The new development had a direct impact on the political movement of Kashmir as Indian intelligence agencies, aided by the caucus of Sheikh Abdullah's immediate family, fifth column Kashmiri Pandits, worked round the clock to convince naïve Kashmir leader Sheikh Abdullah (now an old man) to accept the reality of Pakistan militarily marginalised and deciphered. The old “Lion” weak and mentally imbalanced accepted under duress an accord notoriously known as ’75 Accord’. People of Kashmir did not reconcile to accept this imposed political arrangement and decided to rise up in arms against India (1989) as the legitimate peaceful struggle would not be acceptable to the echelons of power in India.

After the fall of Dhaka Late Z A Bhutto’s UN Security Council fiery Speech (15th Dec 1971) vowing to fight a thousand year war and back in his country pledged and demonstrated his resolve to “eat grass and develop a bomb”; international political pundits believe that India’s immature and lack of political acumen was responsible for Pakistan to go nuclear. It is also believed that India’s meddling in Pakistan’s eastern wing, provided military, financial and intelligence assistance to raise the rebel army (Mukti Bahini) to disturb political system to create anarchy. Pakistan army panicked in the backdrop of a situation created by India to stop allowing air-supplies between two wings of Pakistan and the infamous hijacking drama provided a pretext to Indian planners. In the melee, Pakistan army in a desperate situation used brute force to quell the rebellion resulting in human right violations and Pakistan falling straight into a trap laid by its adversaries.

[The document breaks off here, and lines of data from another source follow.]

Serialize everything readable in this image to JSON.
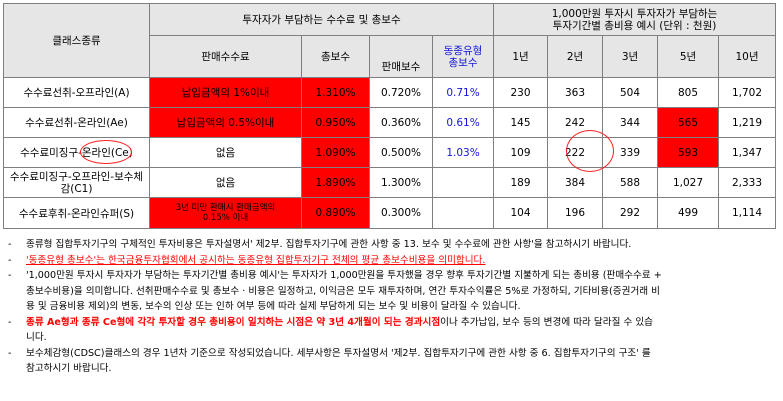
{
  "header": {
    "class_type": "클래스종류",
    "fee_group": "투자자가 부담하는 수수료 및 총보수",
    "cost_group_line1": "1,000만원 투자시 투자자가 부담하는",
    "cost_group_line2": "투자기간별 총비용 예시 (단위 : 천원)",
    "sales_fee": "판매수수료",
    "total_fee": "총보수",
    "peer_line1": "동종유형",
    "peer_line2": "총보수",
    "sales_fee2": "판매보수",
    "years": [
      "1년",
      "2년",
      "3년",
      "5년",
      "10년"
    ]
  },
  "rows": [
    {
      "name": "수수료선취-오프라인(A)",
      "sales_fee": "납입금액의 1%이내",
      "total_fee": "1.310%",
      "sales_fee2": "0.720%",
      "peer": "0.71%",
      "costs": [
        "230",
        "363",
        "504",
        "805",
        "1,702"
      ]
    },
    {
      "name": "수수료선취-온라인(Ae)",
      "sales_fee": "납입금액의 0.5%이내",
      "total_fee": "0.950%",
      "sales_fee2": "0.360%",
      "peer": "0.61%",
      "costs": [
        "145",
        "242",
        "344",
        "565",
        "1,219"
      ]
    },
    {
      "name": "수수료미징구-온라인(Ce)",
      "sales_fee": "없음",
      "total_fee": "1.090%",
      "sales_fee2": "0.500%",
      "peer": "1.03%",
      "costs": [
        "109",
        "222",
        "339",
        "593",
        "1,347"
      ]
    },
    {
      "name": "수수료미징구-오프라인-보수체감(C1)",
      "sales_fee": "없음",
      "total_fee": "1.890%",
      "sales_fee2": "1.300%",
      "peer": "",
      "costs": [
        "189",
        "384",
        "588",
        "1,027",
        "2,333"
      ]
    },
    {
      "name": "수수료후취-온라인슈퍼(S)",
      "sales_fee_line1": "3년 미만 환매시 환매금액의",
      "sales_fee_line2": "0.15% 이내",
      "total_fee": "0.890%",
      "sales_fee2": "0.300%",
      "peer": "",
      "costs": [
        "104",
        "196",
        "292",
        "499",
        "1,114"
      ]
    }
  ],
  "notes": {
    "n1": "종류형 집합투자기구의 구체적인 투자비용은 투자설명서' 제2부. 집합투자기구에 관한 사항 중 13. 보수 및 수수료에 관한 사항'을 참고하시기 바랍니다.",
    "n2": "'동종유형 총보수'는 한국금융투자협회에서 공시하는 동종유형 집합투자기구 전체의 평균 총보수비용을 의미합니다.",
    "n3_line1": "'1,000만원 투자시 투자자가 부담하는 투자기간별 총비용 예시'는 투자자가 1,000만원을 투자했을 경우 향후 투자기간별 지불하게 되는 총비용 (판매수수료 +",
    "n3_line2": "총보수비용)을 의미합니다. 선취판매수수료 및 총보수 · 비용은 일정하고, 이익금은 모두 재투자하며, 연간 투자수익률은 5%로 가정하되, 기타비용(증권거래 비",
    "n3_line3": "용 및 금융비용 제외)의 변동, 보수의 인상 또는 인하 여부 등에 따라 실제 부담하게 되는 보수 및 비용이 달라질 수 있습니다.",
    "n4_bold": "종류 Ae형과 종류 Ce형에 각각 투자할 경우 총비용이 일치하는 시점은 약 3년 4개월이 되는 경과시점",
    "n4_rest": "이나 추가납입, 보수 등의 변경에 따라 달라질 수 있습",
    "n4_line2": "니다.",
    "n5_line1": "보수체감형(CDSC)클래스의 경우 1년차 기준으로 작성되었습니다. 세부사항은 투자설명서 '제2부. 집합투자기구에 관한 사항 중 6. 집합투자기구의 구조' 를",
    "n5_line2": "참고하시기 바랍니다.",
    "dash": "-"
  },
  "colors": {
    "highlight": "#ff0000",
    "header_bg": "#e6e6e6",
    "peer_text": "#1515d8",
    "border": "#7f7f7f"
  }
}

On May 13, 1998 India exploded five nuclear devices; three on May 11 and two on May 13, 1998 followed by Pakistan’s six on May 28, and May 30, 1998. Then embarrassed and amazed Prime Minister of India Mr A B Vajpayee stated that “these bombs do not get made overnight”.

India has also been busy diverting its resources to stockpile military hardware, missile technology, nuclear submarines, and technologies from super powers of the world to create an imbalance in the military power equilibrium in the region. Pakistan with its meagre resources is hard-pressed to keep pace with the race and faces multiple problems as far as running of day to day governmental responsibilities are concerned.

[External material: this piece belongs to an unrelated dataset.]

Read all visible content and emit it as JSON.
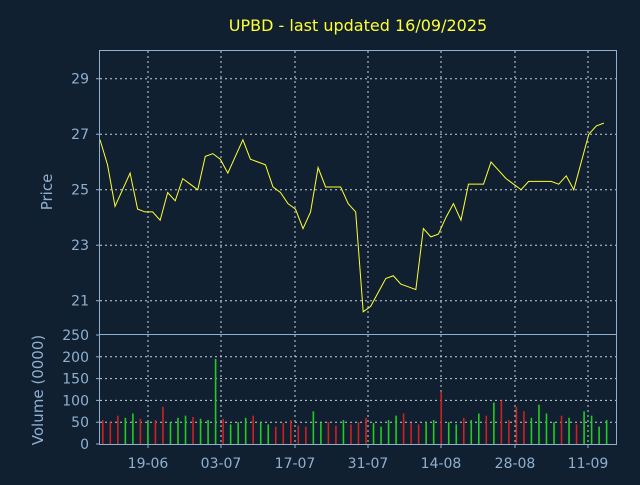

A confrontational scenario of the two nations creates a scary situation and the world very rightly is showing a huge concern. The right thinking people around the world consider India-Pakistan hostility a challenge to the world safety and also believe that the key to diffuse the situation is the stumbling block Kashmir. In this connection Howard Schaffer deputy director of the Institute for the Study of Diplomacy at Georgetown University in his book on the U.S. role in Kashmir who on Wednesday, September 3, 2008 wrote in The Washington Times:

"Kashmir is again becoming very dangerous. Stabilizing Afghanistan, avoiding a potential nuclear face-off between Pakistan and India, and steadying the fragile democratic government in Pakistan are critical to U.S. interests today, far more than in previous decades. They are all at risk if Kashmir sparks a new India-Pakistan crisis. The United States can ignore Kashmir only at its own peril."